Итачи посмотрел на неё с тенью вопроса, но молча встал, взял её за руку, и Хана без слов повела его наверх, в спальню. Едва за ними закрылась дверь, Итачи стал без уточнений снимать домашнюю одежду, аккуратно складывая её на стул, — Хана позволила себе полюбоваться им, его крепким телом с приятным рельефом мускулов под светлой кожей, однако когда Итачи сделал шаг к ней, покачала головой.
— Ложись. На живот.
Механическая готовность делать, что полагается, сменилась в его глазах любопытством, и он подчинился. Хана тем временем пустила чакру в руки, согревая их, и присела рядом на кровать.
— Расслабься.
Секундное обдумывание — повиновение. То, что он следует её просьбам-командам, доверяет настолько, чтобы подчиниться, греет душу, и Хане хочется поделиться этим теплом с Итачи. А потому она касается его плеч, сначала легко поглаживая, постепенно прибавляя силу, начиная прорабатывать мышцы, действуя умело, ловко. Спина, шея, плечи, руки, ягодицы, бёдра, голени, стопы. Добавить каплю лечебной чакры, чтобы помочь мышцам расслабиться совсем.
Она — ирьёнин, он — её работа. Лучшая, что есть в её жизни.
Итачи уже давно прикрыл глаза, полностью отдал своё тело в её руки. Что касается разума… Хана искренне надеялась, что он позволил себе соскользнуть в полудрёму, может быть, в подобие медитативного транса — не думал сейчас ни о чём. Шанс на это, конечно, отчаянно мал, но надеяться можно.
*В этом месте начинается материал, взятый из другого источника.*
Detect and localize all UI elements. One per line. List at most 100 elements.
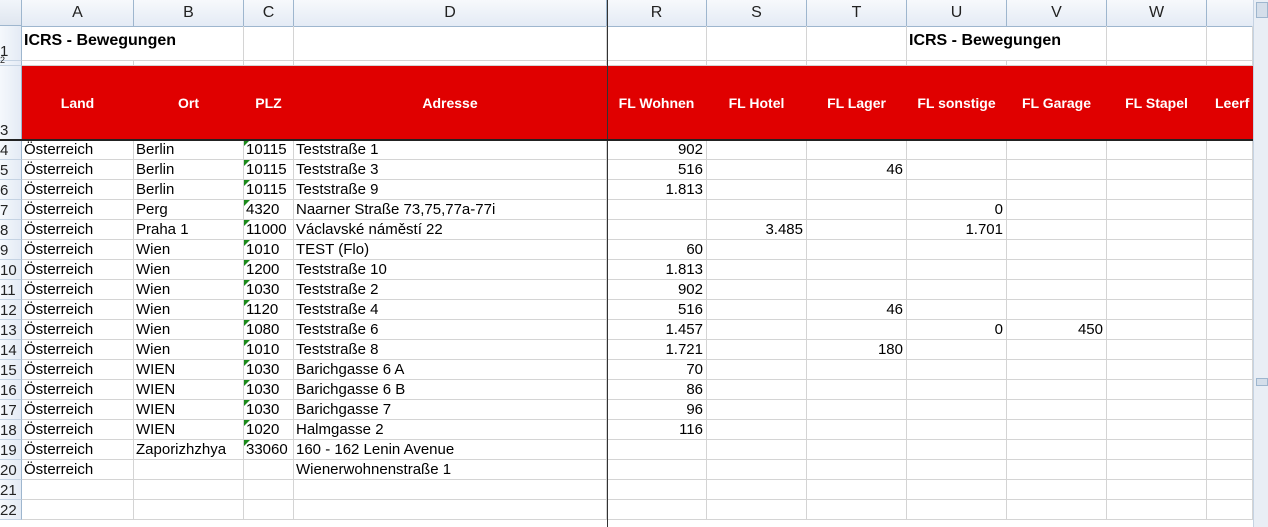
cell-r6-c7[interactable] xyxy=(907,180,1007,200)
column-title-leerf[interactable]: Leerf xyxy=(1207,66,1253,140)
cell-r12-c1[interactable]: Wien xyxy=(134,300,244,320)
cell-r16-c4[interactable]: 86 xyxy=(607,380,707,400)
row-header-4[interactable]: 4 xyxy=(0,140,22,160)
cell-r7-c10[interactable] xyxy=(1207,200,1253,220)
cell-r8-c4[interactable] xyxy=(607,220,707,240)
cell-r12-c3[interactable]: Teststraße 4 xyxy=(294,300,607,320)
cell-r19-c2[interactable]: 33060 xyxy=(244,440,294,460)
cell-r17-c3[interactable]: Barichgasse 7 xyxy=(294,400,607,420)
cell-r11-c4[interactable]: 902 xyxy=(607,280,707,300)
cell-r9-c10[interactable] xyxy=(1207,240,1253,260)
cell-r10-c2[interactable]: 1200 xyxy=(244,260,294,280)
cell-r12-c4[interactable]: 516 xyxy=(607,300,707,320)
cell-r17-c2[interactable]: 1030 xyxy=(244,400,294,420)
cell-r19-c9[interactable] xyxy=(1107,440,1207,460)
cell-r13-c5[interactable] xyxy=(707,320,807,340)
cell-r4-c4[interactable]: 902 xyxy=(607,140,707,160)
cell-r20-c6[interactable] xyxy=(807,460,907,480)
cell-r10-c4[interactable]: 1.813 xyxy=(607,260,707,280)
cell-r4-c6[interactable] xyxy=(807,140,907,160)
cell-r19-c10[interactable] xyxy=(1207,440,1253,460)
cell-r7-c8[interactable] xyxy=(1007,200,1107,220)
sheet-title-right[interactable]: ICRS - Bewegungen xyxy=(907,26,1061,61)
cell-r22-c0[interactable] xyxy=(22,500,134,520)
cell-r21-c2[interactable] xyxy=(244,480,294,500)
column-header-d[interactable]: D xyxy=(294,0,607,26)
column-header-w[interactable]: W xyxy=(1107,0,1207,26)
cell-r10-c1[interactable]: Wien xyxy=(134,260,244,280)
cell-r19-c7[interactable] xyxy=(907,440,1007,460)
row-header-17[interactable]: 17 xyxy=(0,400,22,420)
row-header-22[interactable]: 22 xyxy=(0,500,22,520)
cell-r19-c5[interactable] xyxy=(707,440,807,460)
cell-r16-c1[interactable]: WIEN xyxy=(134,380,244,400)
row-header-12[interactable]: 12 xyxy=(0,300,22,320)
cell-r19-c6[interactable] xyxy=(807,440,907,460)
cell-r4-c3[interactable]: Teststraße 1 xyxy=(294,140,607,160)
cell-r15-c5[interactable] xyxy=(707,360,807,380)
cell-r19-c0[interactable]: Österreich xyxy=(22,440,134,460)
cell-r6-c5[interactable] xyxy=(707,180,807,200)
cell-r20-c2[interactable] xyxy=(244,460,294,480)
cell-r21-c3[interactable] xyxy=(294,480,607,500)
cell-r6-c9[interactable] xyxy=(1107,180,1207,200)
cell-r9-c9[interactable] xyxy=(1107,240,1207,260)
cell-r12-c6[interactable]: 46 xyxy=(807,300,907,320)
column-title-fl-garage[interactable]: FL Garage xyxy=(1007,66,1107,140)
cell-r22-c4[interactable] xyxy=(607,500,707,520)
cell-r13-c10[interactable] xyxy=(1207,320,1253,340)
cell-r16-c3[interactable]: Barichgasse 6 B xyxy=(294,380,607,400)
cell-r22-c3[interactable] xyxy=(294,500,607,520)
cell-r19-c8[interactable] xyxy=(1007,440,1107,460)
cell-r8-c7[interactable]: 1.701 xyxy=(907,220,1007,240)
cell-r21-c6[interactable] xyxy=(807,480,907,500)
cell-r8-c1[interactable]: Praha 1 xyxy=(134,220,244,240)
row-header-9[interactable]: 9 xyxy=(0,240,22,260)
cell-r15-c8[interactable] xyxy=(1007,360,1107,380)
scroll-split-handle[interactable] xyxy=(1256,2,1268,18)
cell-r20-c3[interactable]: Wienerwohnenstraße 1 xyxy=(294,460,607,480)
select-all-corner[interactable] xyxy=(0,0,22,26)
cell-r1-c5[interactable] xyxy=(707,26,807,61)
cell-r1-c9[interactable] xyxy=(1107,26,1207,61)
cell-r11-c9[interactable] xyxy=(1107,280,1207,300)
cell-r6-c10[interactable] xyxy=(1207,180,1253,200)
cell-r4-c5[interactable] xyxy=(707,140,807,160)
column-title-fl-lager[interactable]: FL Lager xyxy=(807,66,907,140)
cell-r1-c2[interactable] xyxy=(244,26,294,61)
cell-r10-c3[interactable]: Teststraße 10 xyxy=(294,260,607,280)
row-header-7[interactable]: 7 xyxy=(0,200,22,220)
cell-r11-c10[interactable] xyxy=(1207,280,1253,300)
cell-r14-c0[interactable]: Österreich xyxy=(22,340,134,360)
cell-r14-c7[interactable] xyxy=(907,340,1007,360)
column-header-v[interactable]: V xyxy=(1007,0,1107,26)
cell-r16-c6[interactable] xyxy=(807,380,907,400)
cell-r6-c4[interactable]: 1.813 xyxy=(607,180,707,200)
row-header-19[interactable]: 19 xyxy=(0,440,22,460)
cell-r16-c9[interactable] xyxy=(1107,380,1207,400)
cell-r7-c9[interactable] xyxy=(1107,200,1207,220)
cell-r14-c5[interactable] xyxy=(707,340,807,360)
cell-r22-c9[interactable] xyxy=(1107,500,1207,520)
cell-r7-c1[interactable]: Perg xyxy=(134,200,244,220)
cell-r18-c9[interactable] xyxy=(1107,420,1207,440)
cell-r9-c4[interactable]: 60 xyxy=(607,240,707,260)
cell-r14-c6[interactable]: 180 xyxy=(807,340,907,360)
cell-r9-c1[interactable]: Wien xyxy=(134,240,244,260)
cell-r16-c0[interactable]: Österreich xyxy=(22,380,134,400)
cell-r16-c7[interactable] xyxy=(907,380,1007,400)
cell-r21-c10[interactable] xyxy=(1207,480,1253,500)
cell-r18-c6[interactable] xyxy=(807,420,907,440)
column-title-fl-sonstige[interactable]: FL sonstige xyxy=(907,66,1007,140)
cell-r18-c1[interactable]: WIEN xyxy=(134,420,244,440)
cell-r8-c2[interactable]: 11000 xyxy=(244,220,294,240)
cell-r6-c1[interactable]: Berlin xyxy=(134,180,244,200)
column-title-adresse[interactable]: Adresse xyxy=(294,66,607,140)
cell-r14-c3[interactable]: Teststraße 8 xyxy=(294,340,607,360)
cell-r13-c2[interactable]: 1080 xyxy=(244,320,294,340)
cell-r20-c4[interactable] xyxy=(607,460,707,480)
cell-r20-c5[interactable] xyxy=(707,460,807,480)
cell-r15-c0[interactable]: Österreich xyxy=(22,360,134,380)
cell-r7-c3[interactable]: Naarner Straße 73,75,77a-77i xyxy=(294,200,607,220)
cell-r6-c6[interactable] xyxy=(807,180,907,200)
Проведя ладонями по его спине, раскрасневшейся, горячей, в последний раз, Хана отняла руки, а после наклонилась, легко коснулась губами кожи между лопаток. Мышцы тут же пришли в движение, затвердели. Итачи приподнял голову, обернулся — и вновь в его взгляде, стерев сонную расслабленность, возникла готовность делать, что нужно.
— А теперь отдыхай, — Хана улыбнулась ему, более не прикасаясь, хотя и тянуло убрать с его лица угольные пряди. Однако она подавила порыв, памятуя о его нелюбви к лишним прикосновениям, и поднялась с кровати. — Завтра, если будет время, можем пообедать вместе.
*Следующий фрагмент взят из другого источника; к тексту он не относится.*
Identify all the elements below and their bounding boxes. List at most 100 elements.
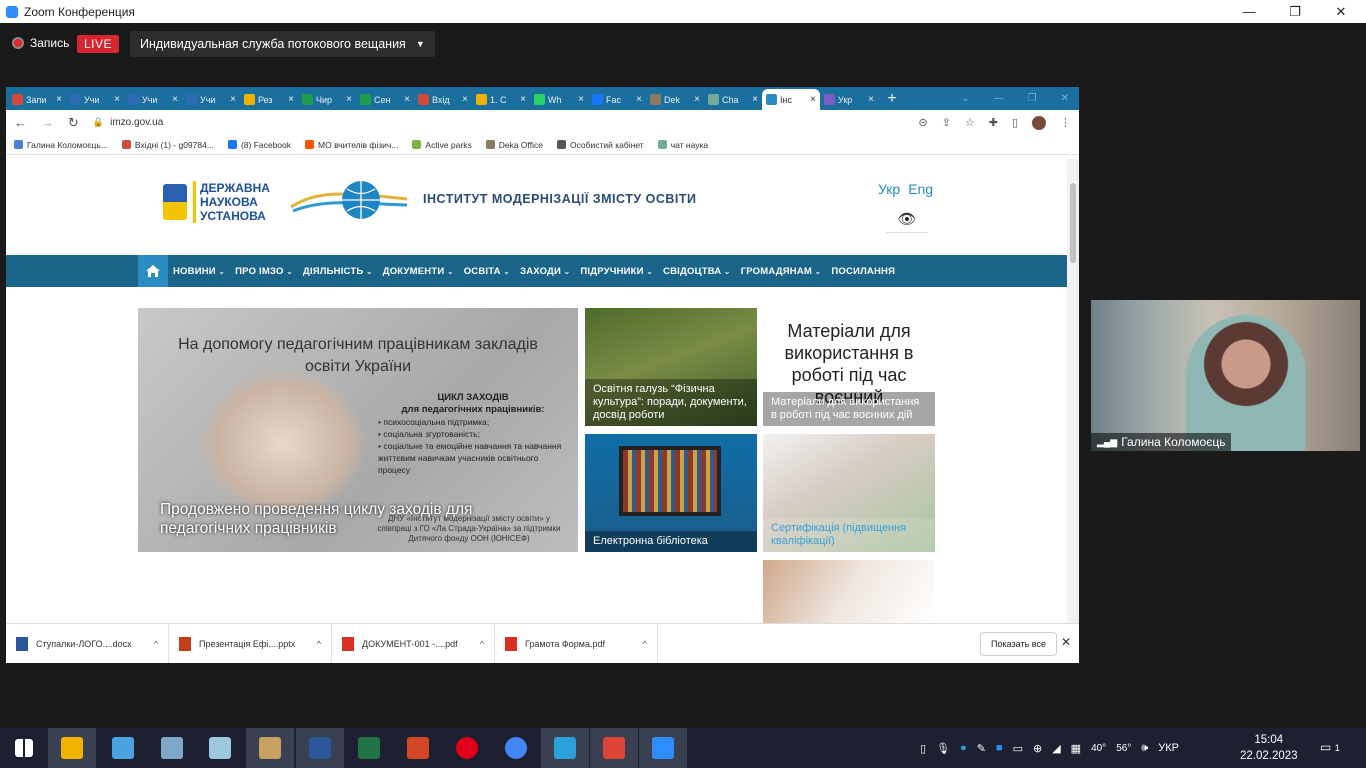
bookmark-item[interactable]: Галина Коломоєць... [14,140,108,150]
restore-button[interactable]: ❐ [1272,0,1318,23]
chevron-up-icon[interactable]: ^ [480,639,484,649]
nav-item[interactable]: СВІДОЦТВА ⌄ [658,266,736,277]
hero-slide[interactable]: На допомогу педагогічним працівникам зак… [138,308,578,552]
tab-close-icon[interactable]: × [520,94,526,105]
tab-close-icon[interactable]: × [230,94,236,105]
chevron-up-icon[interactable]: ^ [317,639,321,649]
browser-tab[interactable]: Учи × [182,89,240,110]
battery-icon[interactable]: ▭ [1013,742,1023,755]
taskbar-app[interactable] [394,728,442,768]
tab-close-icon[interactable]: × [694,94,700,105]
tab-close-icon[interactable]: × [288,94,294,105]
browser-tab[interactable]: Fac × [588,89,646,110]
participant-video[interactable]: ▂▄▆ Галина Коломоєць [1091,300,1360,451]
browser-tab[interactable]: Запи × [8,89,66,110]
tab-close-icon[interactable]: × [636,94,642,105]
language-indicator[interactable]: УКР [1158,742,1179,754]
bookmark-item[interactable]: Active parks [412,140,472,150]
temperature-2[interactable]: 56° [1116,743,1131,754]
tile-materials[interactable]: Матеріали для використання в роботі під … [763,308,935,426]
browser-tab[interactable]: Wh × [530,89,588,110]
browser-tab[interactable]: 1. С × [472,89,530,110]
taskbar-app[interactable] [296,728,344,768]
reload-icon[interactable]: ↻ [68,115,79,131]
nav-item[interactable]: ОСВІТА ⌄ [459,266,515,277]
tab-close-icon[interactable]: × [752,94,758,105]
browser-tab[interactable]: Вхід × [414,89,472,110]
browser-tab[interactable]: Cha × [704,89,762,110]
taskbar-app[interactable] [196,728,244,768]
chevron-up-icon[interactable]: ^ [154,639,158,649]
tab-close-icon[interactable]: × [172,94,178,105]
taskbar-app[interactable] [639,728,687,768]
nav-item[interactable]: ДОКУМЕНТИ ⌄ [378,266,459,277]
chevron-up-icon[interactable]: ^ [643,639,647,649]
zoom-tray-icon[interactable]: ■ [996,742,1003,754]
browser-tab[interactable]: Учи × [66,89,124,110]
accessibility-eye-icon[interactable]: 👁 [886,205,928,233]
forward-icon[interactable]: → [41,115,54,130]
page-scrollbar[interactable] [1067,159,1079,623]
lang-eng-link[interactable]: Eng [908,181,933,197]
download-item[interactable]: Ступалки-ЛОГО....docx ^ [6,623,169,663]
flag-icon[interactable]: ▦ [1071,742,1081,755]
tab-close-icon[interactable]: × [868,94,874,105]
tab-close-icon[interactable]: × [810,94,816,105]
notification-center[interactable]: ▭ 1 [1320,740,1340,754]
state-logo[interactable]: ДЕРЖАВНА НАУКОВА УСТАНОВА [163,181,270,223]
tab-close-icon[interactable]: × [462,94,468,105]
nav-item[interactable]: ПОСИЛАННЯ [826,266,900,277]
nav-item[interactable]: ГРОМАДЯНАМ ⌄ [736,266,827,277]
chevron-down-icon[interactable]: ⌄ [961,93,969,104]
pen-icon[interactable]: ✎ [977,742,986,755]
taskbar-app[interactable] [99,728,147,768]
network-globe-icon[interactable]: ⊕ [1033,742,1042,755]
download-item[interactable]: ДОКУМЕНТ-001 -....pdf ^ [332,623,495,663]
temperature-1[interactable]: 40° [1091,743,1106,754]
wifi-icon[interactable]: ◢ [1052,742,1060,755]
side-panel-icon[interactable]: ▯ [1012,116,1018,129]
telegram-tray-icon[interactable]: ● [960,742,967,754]
nav-item[interactable]: ДІЯЛЬНІСТЬ ⌄ [298,266,378,277]
home-button[interactable] [138,255,168,287]
nav-item[interactable]: ПРО ІМЗО ⌄ [230,266,298,277]
browser-tab[interactable]: Учи × [124,89,182,110]
download-item[interactable]: Презентація Ефі....pptx ^ [169,623,332,663]
bookmark-item[interactable]: (8) Facebook [227,140,291,150]
stream-service-dropdown[interactable]: Индивидуальная служба потокового вещания… [130,31,435,57]
taskbar-app[interactable] [590,728,638,768]
close-button[interactable]: ✕ [1318,0,1364,23]
volume-icon[interactable]: 🕪 [1141,742,1148,755]
bookmark-item[interactable]: МО вчителів фізич... [305,140,398,150]
tile-documents-image[interactable] [763,560,935,623]
bookmark-item[interactable]: Вхідні (1) - g09784... [121,140,214,150]
bookmark-star-icon[interactable]: ☆ [965,116,975,129]
browser-tab[interactable]: Чир × [298,89,356,110]
install-icon[interactable]: ⊝ [918,116,927,129]
taskbar-app[interactable] [541,728,589,768]
browser-tab[interactable]: Dek × [646,89,704,110]
taskbar-app[interactable] [492,728,540,768]
taskbar-app[interactable] [0,728,48,768]
tab-close-icon[interactable]: × [578,94,584,105]
show-all-button[interactable]: Показать все [980,632,1057,656]
browser-tab[interactable]: Укр × [820,89,878,110]
download-item[interactable]: Грамота Форма.pdf ^ [495,623,658,663]
nav-item[interactable]: НОВИНИ ⌄ [168,266,230,277]
minimize-button[interactable]: — [1226,0,1272,23]
new-tab-button[interactable]: + [878,89,906,110]
back-icon[interactable]: ← [14,115,27,130]
tile-physical-culture[interactable]: Освітня галузь “Фізична культура”: порад… [585,308,757,426]
microphone-icon[interactable]: 🎙 [936,742,950,755]
browser-tab[interactable]: Сен × [356,89,414,110]
taskbar-app[interactable] [443,728,491,768]
profile-avatar[interactable] [1032,115,1046,130]
close-downloads-icon[interactable]: ✕ [1061,635,1071,649]
scrollbar-thumb[interactable] [1070,183,1076,263]
bookmark-item[interactable]: чат наука [657,140,708,150]
taskbar-app[interactable] [48,728,96,768]
nav-item[interactable]: ЗАХОДИ ⌄ [515,266,575,277]
maximize-icon[interactable]: ❐ [1028,93,1037,104]
tile-library[interactable]: Електронна бібліотека [585,434,757,552]
tab-close-icon[interactable]: × [346,94,352,105]
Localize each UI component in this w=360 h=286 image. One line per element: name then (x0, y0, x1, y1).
— Останься, — тихая просьба Итачи застала Хану врасплох.
— После уборки и готовки я не принимала душ, — заметила она.
— Меня это не беспокоит, — просто ответил Итачи и, откинув одеяло, забрался под него, специально лёг так, чтобы бросалось в глаза свободное место, требовавшее быть занятым.
Хану это не беспокоило тем более. Она разделась, сложив вещи рядом с его, распустила волосы и с удовольствием юркнула под одеяло, где было умиротворяюще тепло. Не удержавшись, прижалась к Итачи боком и улыбнулась, когда он не только не отодвинулся, но и приобнял её одной рукой.
— Спокойной ночи, Хана.
— Спокойной ночи, Итачи.
Хана закрыла глаза и с улыбкой на губах прислушивалась к мерному дыханию рядом с собой, пока усталость не погрузила в сон и её.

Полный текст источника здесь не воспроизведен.